Well. As we said at the start, people have been wrong about Dantley before. Personally, I have enjoyed watching his emotion seep to the surface lately. Salley has been filming the Pistons’ adventures during these championships, and it is worth noting that Dantley, in all of his scenes, never once looks into the camera. He knows it’s there. He is ignoring it. But every now and then, you see a sideways glance, and the corners of a smile.
There are a lot of good reasons to root for Detroit in the NBA final. Isiah Thomas most certainly deserves the glory, and so does Bill Laimbeer, and Chuck Daly, for goodness’ sake, give the man a break.
And yet I find myself pulling most of all for Dantley. I’m not sure why. I think because he surrendered a piece of his armor here and found a piece of himself. He’s part of something in Detroit, instead of being the kid who walks home carrying the basketball.
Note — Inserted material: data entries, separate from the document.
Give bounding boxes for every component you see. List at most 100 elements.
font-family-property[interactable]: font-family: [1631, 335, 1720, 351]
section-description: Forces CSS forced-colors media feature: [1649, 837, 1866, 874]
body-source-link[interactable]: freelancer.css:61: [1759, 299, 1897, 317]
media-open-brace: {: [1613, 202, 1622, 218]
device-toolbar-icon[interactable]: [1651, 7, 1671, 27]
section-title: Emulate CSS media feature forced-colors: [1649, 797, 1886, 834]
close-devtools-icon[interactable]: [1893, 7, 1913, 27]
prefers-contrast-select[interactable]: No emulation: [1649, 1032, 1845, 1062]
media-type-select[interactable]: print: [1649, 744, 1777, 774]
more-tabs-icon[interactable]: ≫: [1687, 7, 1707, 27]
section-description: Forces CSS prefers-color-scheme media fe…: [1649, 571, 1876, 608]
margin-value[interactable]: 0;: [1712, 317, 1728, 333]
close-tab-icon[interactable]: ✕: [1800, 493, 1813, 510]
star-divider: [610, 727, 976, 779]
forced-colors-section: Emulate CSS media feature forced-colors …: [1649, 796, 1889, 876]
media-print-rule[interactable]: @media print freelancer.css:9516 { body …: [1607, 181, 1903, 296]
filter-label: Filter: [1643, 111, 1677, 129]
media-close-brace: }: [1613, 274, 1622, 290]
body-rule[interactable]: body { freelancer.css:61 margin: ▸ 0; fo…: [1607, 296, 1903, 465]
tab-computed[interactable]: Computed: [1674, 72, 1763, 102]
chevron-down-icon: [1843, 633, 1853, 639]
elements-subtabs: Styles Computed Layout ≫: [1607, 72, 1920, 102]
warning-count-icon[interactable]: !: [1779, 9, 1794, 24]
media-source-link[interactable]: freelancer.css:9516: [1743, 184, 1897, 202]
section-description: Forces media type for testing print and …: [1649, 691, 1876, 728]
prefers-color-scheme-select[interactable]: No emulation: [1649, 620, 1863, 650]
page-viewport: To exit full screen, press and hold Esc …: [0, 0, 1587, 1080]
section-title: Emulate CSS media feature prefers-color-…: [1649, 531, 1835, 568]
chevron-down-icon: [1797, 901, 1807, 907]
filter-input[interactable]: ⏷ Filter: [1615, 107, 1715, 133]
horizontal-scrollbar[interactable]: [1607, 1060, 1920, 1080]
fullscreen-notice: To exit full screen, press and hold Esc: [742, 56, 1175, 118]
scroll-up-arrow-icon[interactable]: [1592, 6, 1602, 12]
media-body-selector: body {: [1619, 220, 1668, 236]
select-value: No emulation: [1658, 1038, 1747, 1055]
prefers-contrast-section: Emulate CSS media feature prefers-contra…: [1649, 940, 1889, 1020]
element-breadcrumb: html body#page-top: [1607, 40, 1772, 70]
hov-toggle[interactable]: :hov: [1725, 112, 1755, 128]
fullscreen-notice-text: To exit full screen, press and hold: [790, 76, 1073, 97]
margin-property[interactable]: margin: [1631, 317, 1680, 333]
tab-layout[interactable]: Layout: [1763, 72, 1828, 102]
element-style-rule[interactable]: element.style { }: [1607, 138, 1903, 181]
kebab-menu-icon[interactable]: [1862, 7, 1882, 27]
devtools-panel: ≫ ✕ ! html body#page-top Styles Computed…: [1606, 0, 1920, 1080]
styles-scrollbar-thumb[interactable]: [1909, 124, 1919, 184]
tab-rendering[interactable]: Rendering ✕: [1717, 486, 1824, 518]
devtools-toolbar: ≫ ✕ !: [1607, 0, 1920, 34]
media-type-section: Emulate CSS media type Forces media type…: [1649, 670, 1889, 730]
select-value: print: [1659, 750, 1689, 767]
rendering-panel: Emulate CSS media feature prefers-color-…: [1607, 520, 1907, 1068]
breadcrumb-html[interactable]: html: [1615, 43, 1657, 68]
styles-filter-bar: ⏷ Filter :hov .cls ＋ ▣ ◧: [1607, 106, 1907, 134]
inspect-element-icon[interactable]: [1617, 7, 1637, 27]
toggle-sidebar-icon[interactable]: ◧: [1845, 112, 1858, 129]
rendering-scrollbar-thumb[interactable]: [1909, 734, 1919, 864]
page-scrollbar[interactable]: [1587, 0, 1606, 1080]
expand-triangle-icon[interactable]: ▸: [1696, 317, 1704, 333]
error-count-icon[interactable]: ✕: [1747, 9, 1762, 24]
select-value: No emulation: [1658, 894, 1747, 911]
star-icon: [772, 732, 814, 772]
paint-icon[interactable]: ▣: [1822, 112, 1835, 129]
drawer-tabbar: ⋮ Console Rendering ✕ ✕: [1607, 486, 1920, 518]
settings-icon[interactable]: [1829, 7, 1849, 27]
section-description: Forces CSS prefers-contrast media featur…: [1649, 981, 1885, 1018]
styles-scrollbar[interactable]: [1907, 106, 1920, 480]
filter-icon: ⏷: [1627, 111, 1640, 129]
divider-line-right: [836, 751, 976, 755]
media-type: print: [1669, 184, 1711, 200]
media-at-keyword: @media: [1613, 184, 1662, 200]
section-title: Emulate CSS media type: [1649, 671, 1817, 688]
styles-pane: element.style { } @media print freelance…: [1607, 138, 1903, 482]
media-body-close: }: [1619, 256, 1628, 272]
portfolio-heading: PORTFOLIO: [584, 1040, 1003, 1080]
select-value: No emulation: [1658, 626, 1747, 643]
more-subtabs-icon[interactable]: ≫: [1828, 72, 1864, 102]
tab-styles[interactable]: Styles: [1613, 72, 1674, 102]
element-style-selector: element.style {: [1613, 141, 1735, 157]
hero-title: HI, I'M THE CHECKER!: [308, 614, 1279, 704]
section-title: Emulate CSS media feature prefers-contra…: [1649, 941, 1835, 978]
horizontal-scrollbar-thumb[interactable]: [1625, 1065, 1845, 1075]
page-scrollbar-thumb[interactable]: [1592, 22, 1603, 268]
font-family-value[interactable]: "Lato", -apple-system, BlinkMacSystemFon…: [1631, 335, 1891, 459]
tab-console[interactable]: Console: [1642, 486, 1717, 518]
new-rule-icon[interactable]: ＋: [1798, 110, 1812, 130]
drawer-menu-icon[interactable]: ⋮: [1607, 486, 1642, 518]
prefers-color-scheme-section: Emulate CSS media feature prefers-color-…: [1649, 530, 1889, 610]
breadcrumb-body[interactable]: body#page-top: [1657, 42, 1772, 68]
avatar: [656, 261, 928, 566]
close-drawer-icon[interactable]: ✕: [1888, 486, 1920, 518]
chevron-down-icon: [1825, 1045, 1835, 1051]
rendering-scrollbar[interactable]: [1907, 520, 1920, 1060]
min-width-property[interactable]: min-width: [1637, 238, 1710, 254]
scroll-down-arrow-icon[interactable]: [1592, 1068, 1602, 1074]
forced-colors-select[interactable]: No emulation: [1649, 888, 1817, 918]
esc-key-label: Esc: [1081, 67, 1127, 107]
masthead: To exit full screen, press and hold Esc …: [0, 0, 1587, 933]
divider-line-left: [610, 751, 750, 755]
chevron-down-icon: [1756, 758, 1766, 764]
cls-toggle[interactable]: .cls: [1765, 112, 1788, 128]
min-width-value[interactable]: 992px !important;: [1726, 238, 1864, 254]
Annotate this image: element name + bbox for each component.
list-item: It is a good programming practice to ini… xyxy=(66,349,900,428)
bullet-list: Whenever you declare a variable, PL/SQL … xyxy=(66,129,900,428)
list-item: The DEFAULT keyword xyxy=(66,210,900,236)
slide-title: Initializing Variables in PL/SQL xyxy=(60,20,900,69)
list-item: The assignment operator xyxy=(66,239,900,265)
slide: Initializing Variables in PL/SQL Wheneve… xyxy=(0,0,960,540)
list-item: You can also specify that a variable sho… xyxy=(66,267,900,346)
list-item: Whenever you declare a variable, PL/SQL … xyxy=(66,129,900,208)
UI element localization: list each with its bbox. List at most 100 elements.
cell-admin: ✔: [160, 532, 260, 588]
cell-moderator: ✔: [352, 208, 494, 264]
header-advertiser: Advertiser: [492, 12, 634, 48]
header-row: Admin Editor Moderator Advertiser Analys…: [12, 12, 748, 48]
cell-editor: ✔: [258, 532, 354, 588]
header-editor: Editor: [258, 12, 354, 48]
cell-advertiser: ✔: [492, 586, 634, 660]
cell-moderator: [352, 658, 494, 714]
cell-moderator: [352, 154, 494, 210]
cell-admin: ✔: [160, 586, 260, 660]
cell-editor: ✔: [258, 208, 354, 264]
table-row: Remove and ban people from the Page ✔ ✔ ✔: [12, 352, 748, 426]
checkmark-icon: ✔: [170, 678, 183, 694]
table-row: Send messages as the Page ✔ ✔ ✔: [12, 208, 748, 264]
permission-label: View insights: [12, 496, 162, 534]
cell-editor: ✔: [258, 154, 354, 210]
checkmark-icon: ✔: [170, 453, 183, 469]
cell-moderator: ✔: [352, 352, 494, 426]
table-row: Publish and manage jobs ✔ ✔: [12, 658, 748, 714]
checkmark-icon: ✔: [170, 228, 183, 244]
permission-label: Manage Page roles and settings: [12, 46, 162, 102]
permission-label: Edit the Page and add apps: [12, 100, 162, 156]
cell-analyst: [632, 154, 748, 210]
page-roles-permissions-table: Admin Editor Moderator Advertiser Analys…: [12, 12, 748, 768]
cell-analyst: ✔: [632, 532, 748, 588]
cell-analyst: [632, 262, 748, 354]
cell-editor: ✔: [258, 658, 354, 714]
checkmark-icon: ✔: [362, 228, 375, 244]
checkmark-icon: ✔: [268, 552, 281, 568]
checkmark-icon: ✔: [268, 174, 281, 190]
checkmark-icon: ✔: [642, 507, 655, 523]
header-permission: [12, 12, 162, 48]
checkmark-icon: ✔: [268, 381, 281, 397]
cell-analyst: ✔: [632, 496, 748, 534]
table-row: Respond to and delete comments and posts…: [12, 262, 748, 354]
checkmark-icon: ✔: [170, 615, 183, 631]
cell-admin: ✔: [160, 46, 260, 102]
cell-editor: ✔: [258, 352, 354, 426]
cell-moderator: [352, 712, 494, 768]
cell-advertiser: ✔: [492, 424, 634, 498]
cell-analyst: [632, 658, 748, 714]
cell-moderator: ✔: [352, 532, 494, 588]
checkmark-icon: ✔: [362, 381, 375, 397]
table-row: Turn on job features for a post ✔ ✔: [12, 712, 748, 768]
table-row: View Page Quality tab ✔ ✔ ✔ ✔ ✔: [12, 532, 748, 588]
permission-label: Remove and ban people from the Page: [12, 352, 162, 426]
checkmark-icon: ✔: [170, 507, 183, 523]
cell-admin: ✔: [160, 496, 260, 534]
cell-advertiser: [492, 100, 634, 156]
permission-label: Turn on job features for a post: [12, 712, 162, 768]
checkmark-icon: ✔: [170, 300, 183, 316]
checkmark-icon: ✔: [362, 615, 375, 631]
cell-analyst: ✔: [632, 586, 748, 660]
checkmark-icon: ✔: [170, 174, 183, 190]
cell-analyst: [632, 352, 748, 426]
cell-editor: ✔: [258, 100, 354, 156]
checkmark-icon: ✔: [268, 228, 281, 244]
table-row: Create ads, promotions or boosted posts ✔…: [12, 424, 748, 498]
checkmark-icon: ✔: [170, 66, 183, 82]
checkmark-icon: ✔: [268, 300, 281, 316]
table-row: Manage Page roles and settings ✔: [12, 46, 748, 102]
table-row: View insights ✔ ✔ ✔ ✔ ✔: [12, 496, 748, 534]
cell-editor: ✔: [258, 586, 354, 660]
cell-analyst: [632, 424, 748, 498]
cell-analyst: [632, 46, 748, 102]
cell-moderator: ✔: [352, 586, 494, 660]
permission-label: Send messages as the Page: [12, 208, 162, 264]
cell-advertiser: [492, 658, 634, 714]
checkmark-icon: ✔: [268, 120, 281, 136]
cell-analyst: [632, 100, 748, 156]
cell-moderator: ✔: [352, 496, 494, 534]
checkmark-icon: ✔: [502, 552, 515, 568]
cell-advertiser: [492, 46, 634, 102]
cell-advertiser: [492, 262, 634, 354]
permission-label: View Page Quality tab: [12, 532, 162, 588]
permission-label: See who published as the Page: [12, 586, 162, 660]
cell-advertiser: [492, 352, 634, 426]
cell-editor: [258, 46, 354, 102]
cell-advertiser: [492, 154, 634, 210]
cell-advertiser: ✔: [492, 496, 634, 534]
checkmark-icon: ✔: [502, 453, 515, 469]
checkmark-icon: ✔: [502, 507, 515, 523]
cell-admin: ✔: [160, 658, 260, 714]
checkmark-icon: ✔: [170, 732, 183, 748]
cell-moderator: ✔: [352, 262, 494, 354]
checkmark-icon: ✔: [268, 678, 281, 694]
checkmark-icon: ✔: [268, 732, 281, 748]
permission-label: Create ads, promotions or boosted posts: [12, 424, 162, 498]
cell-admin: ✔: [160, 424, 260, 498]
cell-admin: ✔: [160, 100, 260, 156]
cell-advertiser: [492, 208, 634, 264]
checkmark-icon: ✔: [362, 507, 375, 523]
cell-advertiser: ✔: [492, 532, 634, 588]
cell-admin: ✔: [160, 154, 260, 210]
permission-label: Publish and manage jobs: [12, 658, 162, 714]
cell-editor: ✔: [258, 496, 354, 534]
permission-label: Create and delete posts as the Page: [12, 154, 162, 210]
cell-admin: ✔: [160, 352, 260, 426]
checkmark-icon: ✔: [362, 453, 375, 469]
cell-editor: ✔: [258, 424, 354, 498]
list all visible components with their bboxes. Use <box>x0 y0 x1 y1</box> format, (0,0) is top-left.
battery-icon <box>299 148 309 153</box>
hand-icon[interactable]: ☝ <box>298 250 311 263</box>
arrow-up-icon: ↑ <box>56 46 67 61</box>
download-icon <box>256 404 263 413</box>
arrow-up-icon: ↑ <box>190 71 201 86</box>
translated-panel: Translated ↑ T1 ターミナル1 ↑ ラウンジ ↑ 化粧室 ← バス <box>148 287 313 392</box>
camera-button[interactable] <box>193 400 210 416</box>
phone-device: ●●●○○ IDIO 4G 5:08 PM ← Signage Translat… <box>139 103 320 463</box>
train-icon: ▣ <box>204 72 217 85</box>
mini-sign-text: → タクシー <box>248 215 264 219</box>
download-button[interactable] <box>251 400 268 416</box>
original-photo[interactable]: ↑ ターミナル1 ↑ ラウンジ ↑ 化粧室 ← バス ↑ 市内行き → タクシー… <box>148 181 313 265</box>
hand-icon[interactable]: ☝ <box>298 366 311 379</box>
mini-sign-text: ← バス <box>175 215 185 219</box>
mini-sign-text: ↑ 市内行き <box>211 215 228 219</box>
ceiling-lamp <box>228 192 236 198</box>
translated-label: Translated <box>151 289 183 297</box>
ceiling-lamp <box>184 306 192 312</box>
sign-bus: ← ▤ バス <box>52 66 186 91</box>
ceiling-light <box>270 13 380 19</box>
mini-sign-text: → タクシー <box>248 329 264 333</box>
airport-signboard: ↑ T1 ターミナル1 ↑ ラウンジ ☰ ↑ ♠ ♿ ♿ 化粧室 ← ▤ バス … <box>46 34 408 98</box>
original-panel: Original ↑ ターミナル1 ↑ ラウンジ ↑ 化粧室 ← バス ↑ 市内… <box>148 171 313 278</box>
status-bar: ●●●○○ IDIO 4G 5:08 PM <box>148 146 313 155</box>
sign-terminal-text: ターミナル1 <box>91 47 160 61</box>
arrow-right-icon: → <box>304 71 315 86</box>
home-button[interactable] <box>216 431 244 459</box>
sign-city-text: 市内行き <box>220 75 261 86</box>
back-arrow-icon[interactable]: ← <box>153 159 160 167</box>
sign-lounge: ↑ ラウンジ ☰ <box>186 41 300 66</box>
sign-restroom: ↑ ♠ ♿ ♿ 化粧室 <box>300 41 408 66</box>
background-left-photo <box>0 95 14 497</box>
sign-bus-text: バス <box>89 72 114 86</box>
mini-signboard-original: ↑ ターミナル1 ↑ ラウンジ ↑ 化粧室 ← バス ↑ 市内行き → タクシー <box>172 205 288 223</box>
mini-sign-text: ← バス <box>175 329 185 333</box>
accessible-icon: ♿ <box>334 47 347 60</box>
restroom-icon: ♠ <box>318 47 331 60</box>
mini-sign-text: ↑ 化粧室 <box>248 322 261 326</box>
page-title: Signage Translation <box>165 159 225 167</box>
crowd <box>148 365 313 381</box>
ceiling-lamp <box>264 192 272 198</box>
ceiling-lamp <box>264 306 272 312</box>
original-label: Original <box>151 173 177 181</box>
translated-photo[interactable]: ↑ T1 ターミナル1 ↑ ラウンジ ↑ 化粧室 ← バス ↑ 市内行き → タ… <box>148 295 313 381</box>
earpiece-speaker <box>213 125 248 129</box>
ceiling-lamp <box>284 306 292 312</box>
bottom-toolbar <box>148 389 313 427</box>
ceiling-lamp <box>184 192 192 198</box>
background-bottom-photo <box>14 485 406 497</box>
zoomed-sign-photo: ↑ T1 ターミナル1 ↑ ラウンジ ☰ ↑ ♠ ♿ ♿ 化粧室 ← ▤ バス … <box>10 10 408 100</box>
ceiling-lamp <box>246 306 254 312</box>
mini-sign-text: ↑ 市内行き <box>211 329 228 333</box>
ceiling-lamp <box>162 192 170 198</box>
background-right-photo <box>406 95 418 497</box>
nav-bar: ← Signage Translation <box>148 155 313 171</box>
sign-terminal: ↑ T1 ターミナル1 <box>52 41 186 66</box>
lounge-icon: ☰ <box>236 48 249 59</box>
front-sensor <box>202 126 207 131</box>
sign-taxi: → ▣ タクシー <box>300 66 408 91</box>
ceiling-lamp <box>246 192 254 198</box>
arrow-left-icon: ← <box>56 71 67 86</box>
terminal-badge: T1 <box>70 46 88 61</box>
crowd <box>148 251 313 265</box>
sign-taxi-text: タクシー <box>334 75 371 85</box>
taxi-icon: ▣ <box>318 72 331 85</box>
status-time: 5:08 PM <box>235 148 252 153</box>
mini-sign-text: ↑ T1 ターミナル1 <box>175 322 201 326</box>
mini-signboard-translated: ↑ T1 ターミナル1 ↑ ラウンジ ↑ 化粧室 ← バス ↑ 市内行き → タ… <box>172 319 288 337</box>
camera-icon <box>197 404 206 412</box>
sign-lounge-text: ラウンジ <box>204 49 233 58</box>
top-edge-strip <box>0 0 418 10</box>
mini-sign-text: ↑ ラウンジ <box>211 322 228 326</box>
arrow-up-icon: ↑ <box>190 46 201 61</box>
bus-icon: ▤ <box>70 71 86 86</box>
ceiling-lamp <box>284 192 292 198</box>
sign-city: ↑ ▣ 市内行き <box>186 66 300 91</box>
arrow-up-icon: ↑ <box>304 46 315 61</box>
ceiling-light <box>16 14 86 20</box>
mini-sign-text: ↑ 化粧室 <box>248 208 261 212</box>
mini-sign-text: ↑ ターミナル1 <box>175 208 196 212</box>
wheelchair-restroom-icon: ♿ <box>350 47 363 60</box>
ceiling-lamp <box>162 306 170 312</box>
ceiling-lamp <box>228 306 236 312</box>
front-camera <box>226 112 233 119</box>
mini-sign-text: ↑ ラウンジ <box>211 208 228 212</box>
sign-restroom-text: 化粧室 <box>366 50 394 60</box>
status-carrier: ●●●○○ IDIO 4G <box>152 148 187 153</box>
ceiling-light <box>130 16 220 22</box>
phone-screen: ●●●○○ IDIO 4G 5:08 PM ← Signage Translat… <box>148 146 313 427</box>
Besides, there’s the celebration thing. I mean, this really has me curious. What happens if they win? Will he do the moonwalk? Will he get on the PA system and sing opera? Will he grab the mike from Brent Musburger and yell,
“HEY MOM! LOOK AT ME!”
You know what? I bet he doesn’t know what to do. I bet he shakes and raises his fists and then just kind of stands there with that drop-jaw look on his face. Which is OK. More than OK. For a man who loves the money, hides the laughter and can hardly wait until the next bag of Doritos, a wave and a gape are fine. Just fine.
MEET A.D.
* POSITION: Forward
* HT.: 6-5 WT.: 210
* COLLEGE: Notre Dame
* BORN: Feb. 28, 1956, Washington, D.C.
* DRAFTED: 1976 — first round, sixth overall, by Buffalo (hardship case).
* ACQUIRED BY PISTONS: From Utah along with two second-round draft choices
(1987, 1990) in exchange for Kelly Tripucka and Kent Benson, Aug. 21, 1986.
* CAREER MARKS: Played 12 seasons; six-time All-Star.
* NICKNAME: A.D.
* FAMILY: Wife Dinitri, son Cameron. CUTLINE: Adrian Dantley, who has played 12 years in the NBA, including a stint in Utah, says he will do something crazy if the Pistons win the NBA championship:
“In Utah, there were times when I never thought I’d see a chance.”